5108406560_9db2859a72_t
I am tired of being seen as the quite shy dumb cute girl,
I'm tired of people not looking up to me but looking at me and saying "shes not as smart as her sisters but at least shes good at...idk some things."
I'm tired of being the only kid in my class not involved and fade into the walls,
I'm tired of working my hardest and not getting recognized for it,
I'm tired at myself for being a procrastinator and doing things at the last minute when I know I shouldn't but I still do the same routines over and over again,
I'm tired of feeling sad and angry at myself when my mom doesn't think I can do great things when she tells me the things that "a mom should tell her kids"
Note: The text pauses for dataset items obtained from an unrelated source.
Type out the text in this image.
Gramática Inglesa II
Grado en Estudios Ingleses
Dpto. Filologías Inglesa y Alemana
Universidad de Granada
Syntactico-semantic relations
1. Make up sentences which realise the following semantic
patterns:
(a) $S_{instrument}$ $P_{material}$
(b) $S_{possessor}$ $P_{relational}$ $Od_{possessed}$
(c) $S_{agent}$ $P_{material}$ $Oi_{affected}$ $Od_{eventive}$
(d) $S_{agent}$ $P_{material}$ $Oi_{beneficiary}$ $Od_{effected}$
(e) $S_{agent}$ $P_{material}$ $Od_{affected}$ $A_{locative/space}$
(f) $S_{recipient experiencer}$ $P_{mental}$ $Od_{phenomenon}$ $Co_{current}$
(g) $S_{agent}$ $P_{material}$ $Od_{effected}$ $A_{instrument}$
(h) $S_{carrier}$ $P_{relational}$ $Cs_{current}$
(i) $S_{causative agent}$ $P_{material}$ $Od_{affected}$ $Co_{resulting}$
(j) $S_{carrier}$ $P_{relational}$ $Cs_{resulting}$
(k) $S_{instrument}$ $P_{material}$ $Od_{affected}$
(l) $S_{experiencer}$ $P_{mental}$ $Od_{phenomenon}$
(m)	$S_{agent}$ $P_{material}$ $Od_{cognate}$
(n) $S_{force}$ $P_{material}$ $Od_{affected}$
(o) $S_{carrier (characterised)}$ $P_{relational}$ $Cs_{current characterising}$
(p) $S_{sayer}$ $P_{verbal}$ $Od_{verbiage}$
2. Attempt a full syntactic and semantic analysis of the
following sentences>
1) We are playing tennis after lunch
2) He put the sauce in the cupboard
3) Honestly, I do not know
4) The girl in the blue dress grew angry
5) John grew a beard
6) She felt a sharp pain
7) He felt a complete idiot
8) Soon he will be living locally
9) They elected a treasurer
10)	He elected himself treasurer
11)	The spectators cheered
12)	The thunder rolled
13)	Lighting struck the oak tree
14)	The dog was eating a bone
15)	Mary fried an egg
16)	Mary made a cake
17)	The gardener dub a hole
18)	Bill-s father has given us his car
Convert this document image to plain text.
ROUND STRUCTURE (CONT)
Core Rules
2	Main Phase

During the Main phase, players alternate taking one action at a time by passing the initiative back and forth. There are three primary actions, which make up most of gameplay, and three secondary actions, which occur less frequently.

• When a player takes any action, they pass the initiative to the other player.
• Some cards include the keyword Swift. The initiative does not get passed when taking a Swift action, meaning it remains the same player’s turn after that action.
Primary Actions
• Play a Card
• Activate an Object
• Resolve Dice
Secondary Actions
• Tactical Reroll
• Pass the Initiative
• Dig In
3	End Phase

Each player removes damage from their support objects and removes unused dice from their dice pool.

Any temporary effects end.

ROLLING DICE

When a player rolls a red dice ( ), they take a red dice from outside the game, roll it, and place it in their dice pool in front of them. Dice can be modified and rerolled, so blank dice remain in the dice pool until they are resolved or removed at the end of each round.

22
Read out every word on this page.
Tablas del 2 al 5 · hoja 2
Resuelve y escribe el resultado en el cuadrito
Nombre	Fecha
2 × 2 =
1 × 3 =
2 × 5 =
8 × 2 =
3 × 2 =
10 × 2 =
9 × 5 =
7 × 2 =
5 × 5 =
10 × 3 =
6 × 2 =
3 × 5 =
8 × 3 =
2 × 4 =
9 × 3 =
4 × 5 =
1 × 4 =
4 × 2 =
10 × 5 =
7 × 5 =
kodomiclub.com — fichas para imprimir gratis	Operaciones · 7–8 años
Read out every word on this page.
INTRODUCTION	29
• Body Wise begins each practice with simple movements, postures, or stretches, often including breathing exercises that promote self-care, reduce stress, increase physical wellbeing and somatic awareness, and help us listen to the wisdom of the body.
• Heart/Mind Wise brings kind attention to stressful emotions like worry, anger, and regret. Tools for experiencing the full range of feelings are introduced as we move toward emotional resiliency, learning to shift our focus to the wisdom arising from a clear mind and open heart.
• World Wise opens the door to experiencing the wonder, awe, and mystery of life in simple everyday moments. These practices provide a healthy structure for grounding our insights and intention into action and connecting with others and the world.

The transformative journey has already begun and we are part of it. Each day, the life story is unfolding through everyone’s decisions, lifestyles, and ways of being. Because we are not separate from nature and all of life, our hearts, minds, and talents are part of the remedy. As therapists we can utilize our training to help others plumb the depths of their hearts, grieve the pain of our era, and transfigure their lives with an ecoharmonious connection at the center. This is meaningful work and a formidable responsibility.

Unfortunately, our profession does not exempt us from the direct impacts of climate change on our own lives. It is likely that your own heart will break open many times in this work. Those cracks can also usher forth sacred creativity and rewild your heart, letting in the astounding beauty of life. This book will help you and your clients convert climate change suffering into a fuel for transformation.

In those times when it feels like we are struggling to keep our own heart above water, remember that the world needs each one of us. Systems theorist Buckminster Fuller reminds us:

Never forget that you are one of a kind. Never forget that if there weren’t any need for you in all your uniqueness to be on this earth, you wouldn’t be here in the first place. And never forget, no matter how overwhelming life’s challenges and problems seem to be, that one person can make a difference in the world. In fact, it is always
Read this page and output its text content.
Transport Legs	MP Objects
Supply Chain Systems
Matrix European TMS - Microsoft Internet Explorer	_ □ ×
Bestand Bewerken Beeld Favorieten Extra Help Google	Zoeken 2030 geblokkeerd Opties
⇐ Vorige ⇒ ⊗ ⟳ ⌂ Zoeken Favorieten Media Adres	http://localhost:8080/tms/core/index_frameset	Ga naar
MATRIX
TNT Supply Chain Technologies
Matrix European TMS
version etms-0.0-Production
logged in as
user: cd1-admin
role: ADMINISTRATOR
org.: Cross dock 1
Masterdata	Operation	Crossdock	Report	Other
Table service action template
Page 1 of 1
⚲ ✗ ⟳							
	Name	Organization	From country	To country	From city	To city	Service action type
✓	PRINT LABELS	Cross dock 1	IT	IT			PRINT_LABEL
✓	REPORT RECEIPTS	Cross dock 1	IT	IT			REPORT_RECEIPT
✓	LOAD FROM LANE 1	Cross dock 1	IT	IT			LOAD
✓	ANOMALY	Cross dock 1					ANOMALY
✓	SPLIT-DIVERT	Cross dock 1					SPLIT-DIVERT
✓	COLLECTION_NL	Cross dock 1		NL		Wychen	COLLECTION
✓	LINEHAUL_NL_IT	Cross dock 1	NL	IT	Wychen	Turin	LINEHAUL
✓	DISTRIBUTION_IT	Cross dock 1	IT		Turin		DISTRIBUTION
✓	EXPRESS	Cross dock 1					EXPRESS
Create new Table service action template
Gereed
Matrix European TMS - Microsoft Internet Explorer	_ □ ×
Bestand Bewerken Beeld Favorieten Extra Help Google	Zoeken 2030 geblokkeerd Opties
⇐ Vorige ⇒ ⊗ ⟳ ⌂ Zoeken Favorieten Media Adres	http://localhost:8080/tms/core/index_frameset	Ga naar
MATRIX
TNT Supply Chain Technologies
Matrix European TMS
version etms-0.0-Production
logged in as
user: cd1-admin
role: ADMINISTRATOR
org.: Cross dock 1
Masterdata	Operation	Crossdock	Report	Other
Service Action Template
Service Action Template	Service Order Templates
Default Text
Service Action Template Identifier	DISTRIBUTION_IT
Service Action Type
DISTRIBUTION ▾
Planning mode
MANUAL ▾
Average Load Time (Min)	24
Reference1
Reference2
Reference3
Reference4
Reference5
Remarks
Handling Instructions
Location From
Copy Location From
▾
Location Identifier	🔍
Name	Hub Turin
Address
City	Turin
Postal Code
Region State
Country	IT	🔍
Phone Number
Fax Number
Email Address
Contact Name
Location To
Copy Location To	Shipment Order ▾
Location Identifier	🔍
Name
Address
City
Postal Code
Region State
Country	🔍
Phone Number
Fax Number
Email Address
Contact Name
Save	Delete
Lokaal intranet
I'm angry at myself for not pushing myself and being an over achiever,
I'm tired of being me...
BUT THIS IS IT!
I'm doing things differently now
I'M going to be the one who does all her work on time and get the top scores in my class,
I'M going to be the one who's going to make it before my sisters
I'M going to be the one my mom looks at and be proud of,
I'M going to be the girl who studies every night pouring over my work and prove people wrong,
I am not going to be known for nothing except as one of the sisters who was the quite cute one...
or maybe I just am upset with myself, maybe I'm unhappy at who I am?, idk...
but what I do know...
things are changing today, I've reached my breaking point.